Published 05/09/2017, 06:34 AM
© Reuters. Australia's Treasurer Scott Morrison delivers the federal budget in the House of Representatives at Parliament House in Canberra

By Swati Pandey and Jane Wardell

CANBERRA - Australia's conservative government pledged to deliver a small budget surplus in four years to end more than a decade of deficits that have threatened its prized triple-A credit rating, but blew out the 2017/18 shortfall by abandoning so-called "zombie savings" that have been blocked by a hostile Senate.

Flagging in the polls, the Liberal Party-led coalition government used its annual budget on Tuesday to fast track major rail and road projects, deliver some sweeteners for home buyers in an overheated property market and impose tax hikes on foreign multinationals and the country’s profitable major banks.

Treasurer Scott Morrison promised to deliver a small A$7.4 billion ($5.4 billion) surplus in 2020/21, an improvement on the A$1.08 billion it forecast in the mid-year review in December.
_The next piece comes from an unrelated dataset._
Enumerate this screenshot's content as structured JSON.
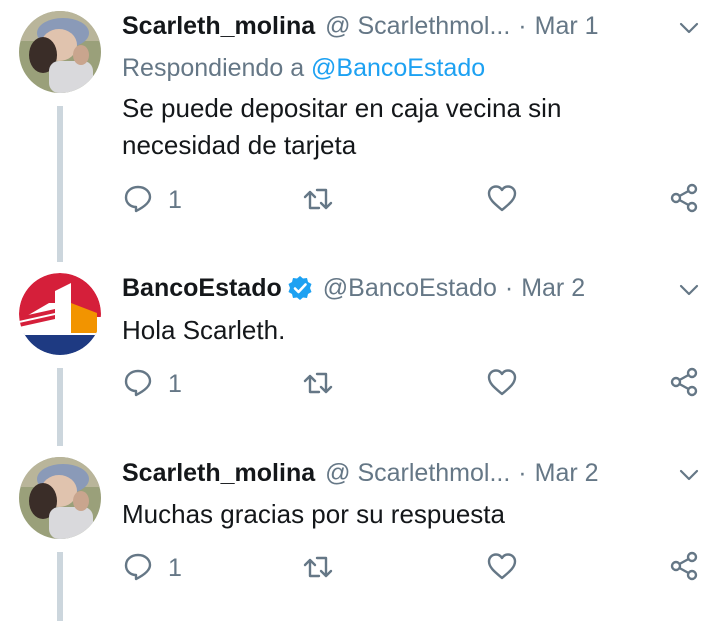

However, he projected a bigger A$29.4 billion shortfall for 2017/18 than the A$28.7 billion forecast at the mid-year review in December as it dropped savings measures, including welfare payment reforms, that had been artificially propping up the finances after opposition parties in the upper house of parliament refused to pass them into law.

"We have listened carefully to the issues the ratings agencies have raised," Morrison told reporters in a briefing ahead of the public release of the budget late on Tuesday, referring to warnings from Standard & Poor’s, Fitch and Moody’s that an inability to balance its finances risked Australia's place among just a dozen countries with the top rating from all three agencies.
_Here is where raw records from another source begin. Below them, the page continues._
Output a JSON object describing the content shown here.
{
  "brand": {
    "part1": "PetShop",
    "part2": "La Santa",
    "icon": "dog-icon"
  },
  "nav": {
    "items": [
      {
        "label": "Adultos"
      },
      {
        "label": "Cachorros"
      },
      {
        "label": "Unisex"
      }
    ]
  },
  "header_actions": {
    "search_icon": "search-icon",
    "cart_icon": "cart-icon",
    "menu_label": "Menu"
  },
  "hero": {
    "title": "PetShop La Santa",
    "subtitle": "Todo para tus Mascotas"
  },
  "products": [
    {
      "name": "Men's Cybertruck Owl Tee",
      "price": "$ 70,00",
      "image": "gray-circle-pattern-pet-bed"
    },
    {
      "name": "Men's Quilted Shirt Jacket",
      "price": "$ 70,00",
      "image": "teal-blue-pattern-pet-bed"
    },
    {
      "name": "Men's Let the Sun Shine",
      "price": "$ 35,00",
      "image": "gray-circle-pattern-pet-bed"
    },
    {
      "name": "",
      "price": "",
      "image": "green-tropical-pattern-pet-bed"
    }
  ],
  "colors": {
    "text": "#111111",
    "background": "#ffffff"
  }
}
"We must live within our means and this is an honest budget," Morrison said. "I think it will be well received, but it’s ultimately up to agencies to make their own decisions."

Australia’s A$1.7 trillion economy has outperformed many of its rich world peers since the global financial crisis, but it has in more recent years struggled to manage the end of a mining investment boom that underpinned much of its wealth.

Among revenue boosting measures was a six-basis point levy on the liabilities of banks with liabilities of more than A$100 billion from July 1, a move that will help the government raise A$6.2 billion through 2020/21 to aid budget repair.

“The only people paying more tax on July 1 are large banks and multinationals,” Morrison said, adding that the government expected to raise A$4 billion this financial year in multinational tax from large public companies and corporates.

HOUSING AFFORDABILITY

With the latest Newspoll showing the government trailing the opposition Labor Party at 52 points to 48 points, the budget contained measures to appease an electorate angry that a surging property market means they are unlikely to achieve the great Australian dream of owning their home.

Morrison said the government will establish a A$1 billion National Housing Infrastructure Facility and allow first time home buyers to save extra funds into their pension fund accounts, to be taxed at a more favorable rate, to use for a purchase deposit.

The Reserve Bank of Australia (RBA) last week held interest rates at a record low 1.50 percent, citing concern about fuelling more borrowing in the red-hot property market, particularly in Sydney and Melbourne.

In another measure likely to appeal to the public after a series of scandals, Morrison increased the potential fines for banks that breach misconduct rules and tougher penalties for bank executives who fall foul of the rules.

Another A$1.2 billion will be raised over the next four years by imposing a levy on foreign workers, another issue that has been heavily debated publicly, with Prime Minister Malcolm Turnbull promising earlier this year "Australian jobs for Australians."

© Reuters. Australia's Treasurer Scott Morrison delivers the federal budget in the House of Representatives at Parliament House in Canberra

The budget forecast real GDP at 2.75 percent in 2017/18, strengthening to 3 percent through to 2020/21. That compares with the RBA’s estimates of 2.75-3.75 percent by mid-2018 through to June 2019.

It sees the unemployment rate at 5.75 percent in 2017/18, easing from a 13-month high of 5.9 percent currently while it pegged the consumer price index (CPI) at 2 percent, climbing to 2.5 percent by 2020/21. Underlying inflation is stuck below the RBA’s target band of 2-3 percent with wages crawling at their slowest pace on record.

Morrison outlined plans to deliver A$75 billion in infrastructure funding and financing over the next years as the base of Australia’s next growth wave. Projects include a A$10 billion national rail program, A$8.4 billion in funding for a Melbourne to Brisbane inland railway, a A$5.3 billion injection into a second airport in Sydney and an extension of the Snowy Hydro scheme.